The gold price and related equities remain under pressure as 2020 comes to a close. It remains a frustrating period for many investors, despite the necessary consolidation taking place in precious metals. A perfect storm of epic stimulus and inflation fears took gold to record highs in 2020; now, many investors and speculators are concerned about where gold’s price goes in 2021.

CitiGroup Touts $2,500 Gold Price in 2021, as Selloff Continues

The host opens his discussion very early on with a statement:

“Gold prices have come under pressure ever since that positive vaccine announcement two weeks ago.”

The idea that with the vaccine, stimulus and deficits will end is not a logical one. The United States runs a $1 trillion deficit standing still, with no pandemic. Now, deficits and stimulus are hallmarks of the American economy. Gold investors understand this.
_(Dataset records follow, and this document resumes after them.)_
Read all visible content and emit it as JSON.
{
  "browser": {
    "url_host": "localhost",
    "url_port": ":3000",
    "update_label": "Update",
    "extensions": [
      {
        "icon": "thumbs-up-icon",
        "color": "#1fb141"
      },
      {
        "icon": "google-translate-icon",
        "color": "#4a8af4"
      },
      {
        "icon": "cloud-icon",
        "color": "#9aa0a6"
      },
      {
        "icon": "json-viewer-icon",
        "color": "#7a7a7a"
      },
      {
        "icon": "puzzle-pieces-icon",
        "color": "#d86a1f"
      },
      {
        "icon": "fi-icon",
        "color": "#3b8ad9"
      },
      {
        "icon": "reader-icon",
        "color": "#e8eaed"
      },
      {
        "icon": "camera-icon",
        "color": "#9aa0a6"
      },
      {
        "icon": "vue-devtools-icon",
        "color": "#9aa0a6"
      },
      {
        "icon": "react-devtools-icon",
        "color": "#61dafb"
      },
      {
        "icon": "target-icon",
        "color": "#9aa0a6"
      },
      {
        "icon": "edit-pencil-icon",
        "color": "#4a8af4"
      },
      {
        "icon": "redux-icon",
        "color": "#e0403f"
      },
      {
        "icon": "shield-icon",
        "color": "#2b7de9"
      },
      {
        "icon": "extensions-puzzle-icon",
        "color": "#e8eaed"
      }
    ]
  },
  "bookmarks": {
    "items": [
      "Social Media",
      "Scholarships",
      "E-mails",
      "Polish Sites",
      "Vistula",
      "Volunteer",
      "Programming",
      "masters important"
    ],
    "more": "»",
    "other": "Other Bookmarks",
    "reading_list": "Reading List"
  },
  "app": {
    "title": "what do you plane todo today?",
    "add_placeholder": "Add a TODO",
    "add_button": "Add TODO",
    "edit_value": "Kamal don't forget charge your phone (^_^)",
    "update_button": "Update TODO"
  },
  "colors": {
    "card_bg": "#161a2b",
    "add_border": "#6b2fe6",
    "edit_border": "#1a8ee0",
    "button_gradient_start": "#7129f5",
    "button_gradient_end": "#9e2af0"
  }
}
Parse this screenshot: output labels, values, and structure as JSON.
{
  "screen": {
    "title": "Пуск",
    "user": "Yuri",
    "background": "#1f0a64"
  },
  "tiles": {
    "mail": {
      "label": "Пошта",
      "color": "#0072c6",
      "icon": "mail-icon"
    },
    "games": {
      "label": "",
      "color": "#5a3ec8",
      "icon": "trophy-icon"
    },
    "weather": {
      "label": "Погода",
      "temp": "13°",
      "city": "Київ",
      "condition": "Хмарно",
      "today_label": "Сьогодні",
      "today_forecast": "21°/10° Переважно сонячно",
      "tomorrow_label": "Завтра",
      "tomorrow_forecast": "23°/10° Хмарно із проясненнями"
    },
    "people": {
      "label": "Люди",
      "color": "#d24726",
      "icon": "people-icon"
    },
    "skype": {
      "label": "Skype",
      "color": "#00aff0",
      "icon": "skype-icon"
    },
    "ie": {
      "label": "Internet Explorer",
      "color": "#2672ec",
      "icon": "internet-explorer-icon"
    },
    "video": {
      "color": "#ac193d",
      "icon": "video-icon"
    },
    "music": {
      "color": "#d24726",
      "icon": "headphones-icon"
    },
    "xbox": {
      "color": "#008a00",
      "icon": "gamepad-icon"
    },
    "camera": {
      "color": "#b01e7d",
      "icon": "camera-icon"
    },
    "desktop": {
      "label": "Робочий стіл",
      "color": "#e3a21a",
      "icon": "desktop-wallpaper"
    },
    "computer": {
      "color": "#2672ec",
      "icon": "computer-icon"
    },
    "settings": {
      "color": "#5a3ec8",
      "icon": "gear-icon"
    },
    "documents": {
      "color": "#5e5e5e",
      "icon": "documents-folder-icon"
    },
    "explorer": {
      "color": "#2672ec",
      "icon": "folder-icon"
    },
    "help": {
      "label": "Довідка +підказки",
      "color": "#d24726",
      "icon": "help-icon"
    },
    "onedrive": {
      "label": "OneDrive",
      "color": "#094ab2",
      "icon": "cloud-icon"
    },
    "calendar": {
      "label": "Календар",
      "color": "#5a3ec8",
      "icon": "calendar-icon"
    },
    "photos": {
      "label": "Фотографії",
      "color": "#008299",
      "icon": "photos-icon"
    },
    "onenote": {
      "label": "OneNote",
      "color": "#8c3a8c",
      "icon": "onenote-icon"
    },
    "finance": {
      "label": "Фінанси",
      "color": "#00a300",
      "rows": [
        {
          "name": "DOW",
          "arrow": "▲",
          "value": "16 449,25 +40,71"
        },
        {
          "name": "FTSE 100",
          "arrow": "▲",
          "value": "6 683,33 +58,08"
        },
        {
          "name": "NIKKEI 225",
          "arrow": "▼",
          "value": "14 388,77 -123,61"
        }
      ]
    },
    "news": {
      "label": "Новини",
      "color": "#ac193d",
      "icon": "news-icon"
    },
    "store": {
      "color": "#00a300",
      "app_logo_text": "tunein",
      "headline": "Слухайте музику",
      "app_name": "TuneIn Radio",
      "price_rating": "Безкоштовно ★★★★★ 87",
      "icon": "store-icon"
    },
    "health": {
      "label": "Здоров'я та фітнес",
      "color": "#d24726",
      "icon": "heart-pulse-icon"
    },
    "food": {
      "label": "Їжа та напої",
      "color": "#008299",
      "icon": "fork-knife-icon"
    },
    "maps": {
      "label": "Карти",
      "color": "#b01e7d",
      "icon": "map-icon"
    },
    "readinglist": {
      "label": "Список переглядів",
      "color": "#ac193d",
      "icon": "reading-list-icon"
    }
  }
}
Where is Gold Price Heading?

Three factors: stimulus, a weaker dollar, and inflation expectations increasing all took gold to record highs in 2020. Can these trends continue into 2021?

CEO and Founder of GraniteShares, Will Rhind, gave his thoughts via phone, noting,

“The conditions that drove gold to a new all-time high this year are very much still in play.”

And that,

“The fundamental conditions are still here. And I believe that they will be here for the next 12-15 months minimum.”

Fundamentals of the Gold Market Looking Bullish

ETF Trends CIO Dave Nadig says inflation and a declining US Dollar are macro trends that favor the gold price. He points to constrained supply and demand, including investment demand, at all-time highs.

“I tend to think much more about where are the drivers. And the drivers right now do seem fairly bullish for gold.”

And that,

“I’m not a big gold bug. Right, I’m the first one to point out that gold is a non-producing asset. It’s a psychological commodity. Meaning it’s only worth what somebody else will pay for it. But that being said, it’s hard to argue with thousands of years of history of folks looking to gold as a store of value during times of crisis.”

Gold and gold stocks are under pressure for numerous reasons. One thing to consider is that mining stocks raised billions of dollars on the TSX Venture in the latter half of the year – these financings typically come with a four-month hold. As these financings come free trading in an environment far different from the one 3-6 months ago, many investors are bailing, putting pressure on mining valuations. When you couple this with December’s weak seasonal forces, it becomes expected to see lower valuations, at least for the next four to six weeks. So, rosy gold price forecasts might be the only thing keeping gold investors warm this Christmas season.